Watch out we don’t lose our country
There are two essential requirements for New Zealand’s recovery that are slipping away. Commentators and economists are talking about turning to robotics and artificial intelligence, as if they are a tap that can simply be turned on. Then there are comments about redeploying New Zealanders, and how this is once again something that can happen overnight as if by magic.
Pre-Covid, robotics, artificial intelligence and unemployed New Zealanders were all available options. How come these options were not taken up back then? And what makes it possible to take these options up now?
At the moment, we face the loss of our productive capability as well as our productive land. Despite what commentators and economists are saying, the only way that New Zealand is going to recover is through the backbone of our country, the primary sector. Today and tomorrow, tourism, international education and stunning new technology are not going to be our savours.
In the build up to the General Election, I’ve been monitoring what is being proposed and then what the economists and commentators have said. There is a gradual realisation that we have are in deep financial trouble and a growing - albeit slowly - realisation that we are going to need to go back to our farmlands for our immediate future.
Gross Domestic Product (GDP) is down 13.4% for the first six months of 2020, nearly twice the GDP fall of Australia. $13.9 billion has been spent by the Government on wage subsidies, supporting just under 200,000 jobs and we are going to need to pay that back. The only ray of sunshine has been the increase in export returns from the primary sector: dairy up 4.1% and fruit up 10.1%. This makes my point that our recovery will be led by the primary sector.
The challenges and risks we face are the loss of our productive land and productive capability. As a nation, we need to move our focus onto these two issues as fast as we can. I recently drove through the Waikato on the western side of the Waikato river, through Pukekohe and North of Auckland along the East Coast. The one remarkable feature was the explosion of both lifestyle blocks and urban housing, taking away productive land.

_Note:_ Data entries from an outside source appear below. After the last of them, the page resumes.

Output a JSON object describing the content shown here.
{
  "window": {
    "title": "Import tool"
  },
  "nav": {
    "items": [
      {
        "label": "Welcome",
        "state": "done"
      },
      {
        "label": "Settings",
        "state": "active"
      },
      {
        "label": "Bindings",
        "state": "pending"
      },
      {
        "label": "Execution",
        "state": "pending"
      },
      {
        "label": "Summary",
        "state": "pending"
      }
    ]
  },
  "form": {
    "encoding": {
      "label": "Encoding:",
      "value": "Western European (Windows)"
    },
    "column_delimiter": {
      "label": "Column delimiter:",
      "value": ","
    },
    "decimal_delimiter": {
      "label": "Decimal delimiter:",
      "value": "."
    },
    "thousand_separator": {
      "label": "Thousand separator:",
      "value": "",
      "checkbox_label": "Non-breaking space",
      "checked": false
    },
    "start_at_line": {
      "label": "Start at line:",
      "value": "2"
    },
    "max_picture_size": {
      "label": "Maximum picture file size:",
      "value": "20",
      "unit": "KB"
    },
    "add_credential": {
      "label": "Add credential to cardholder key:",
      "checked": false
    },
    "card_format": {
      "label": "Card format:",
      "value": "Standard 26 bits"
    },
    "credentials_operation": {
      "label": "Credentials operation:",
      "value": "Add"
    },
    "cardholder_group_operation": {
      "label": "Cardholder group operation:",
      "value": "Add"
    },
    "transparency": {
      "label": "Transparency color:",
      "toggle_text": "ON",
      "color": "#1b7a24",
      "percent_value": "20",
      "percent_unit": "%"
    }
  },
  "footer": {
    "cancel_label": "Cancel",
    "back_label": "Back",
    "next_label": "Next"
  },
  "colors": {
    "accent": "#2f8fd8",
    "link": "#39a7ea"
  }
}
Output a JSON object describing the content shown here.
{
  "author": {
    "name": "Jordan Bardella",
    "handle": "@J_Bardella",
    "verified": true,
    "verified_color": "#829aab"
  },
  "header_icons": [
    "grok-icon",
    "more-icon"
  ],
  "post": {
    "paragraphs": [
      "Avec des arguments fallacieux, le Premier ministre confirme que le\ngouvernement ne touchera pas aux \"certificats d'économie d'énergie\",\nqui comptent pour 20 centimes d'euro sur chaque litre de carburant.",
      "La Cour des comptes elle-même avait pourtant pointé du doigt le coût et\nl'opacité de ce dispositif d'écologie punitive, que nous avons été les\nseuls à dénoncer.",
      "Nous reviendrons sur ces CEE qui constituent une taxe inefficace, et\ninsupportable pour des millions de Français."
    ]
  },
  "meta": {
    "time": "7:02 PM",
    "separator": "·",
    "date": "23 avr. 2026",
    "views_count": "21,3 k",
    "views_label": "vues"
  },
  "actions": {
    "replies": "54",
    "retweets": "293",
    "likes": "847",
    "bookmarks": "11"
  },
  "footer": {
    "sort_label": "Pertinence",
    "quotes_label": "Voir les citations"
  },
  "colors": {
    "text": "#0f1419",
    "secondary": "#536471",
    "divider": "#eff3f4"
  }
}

It would seem that little planning is going into protecting our productive land and the environment from urban expansion. Just under 6,000 new lifestyle blocks are created a year. Houses do not generate the overseas income we need, and houses are major polluters of our environment.
However, full credit to the current Government that under the Resource Management Act, protection for our productive land is well-advanced. This is urgently required before we lose our future.
Productive capability needs to be protected as we move into recovery. It is not as simple as taking 200,000 people and giving them completely new careers. This will take time. Robotics and artificial intelligence will also take time, and are counter-productive to redeploying 200,000 people.
The problem we face with redeploying 200,000 people is that they need to get primary sector jobs, not necessarily on the land but in the supply chain. This requires new skills and adaptability. Flexibility is required by the workers, employers and government programmes to help people move out of cities, train and learn to love working outdoors.
To protect our productive capability, both industry and government need to work in close partnership, to make sure we can produce healthy food while transitioning New Zealanders into new careers.
The situation requires the primary sector to be able to access offshore labour, this year and next, as the transition starts. Industry is working with government to protect and enhance our productive capability. Careful balancing is needed as over the coming months, we move into harvest.
Net migration from April to July last year was 14,200 but for the same period this year, it was only 800. Offshore labour is therefore not a risk. Our challenge is how to access productive capability, while we re-train and re-locate 200,000 New Zealanders.
So, as you go to the polls to vote, think about our country and what is needed for economic survival: productive land and productive capability, and industry and government partnerships for the future.
If we don’t protect our land and capability, we will lose our country.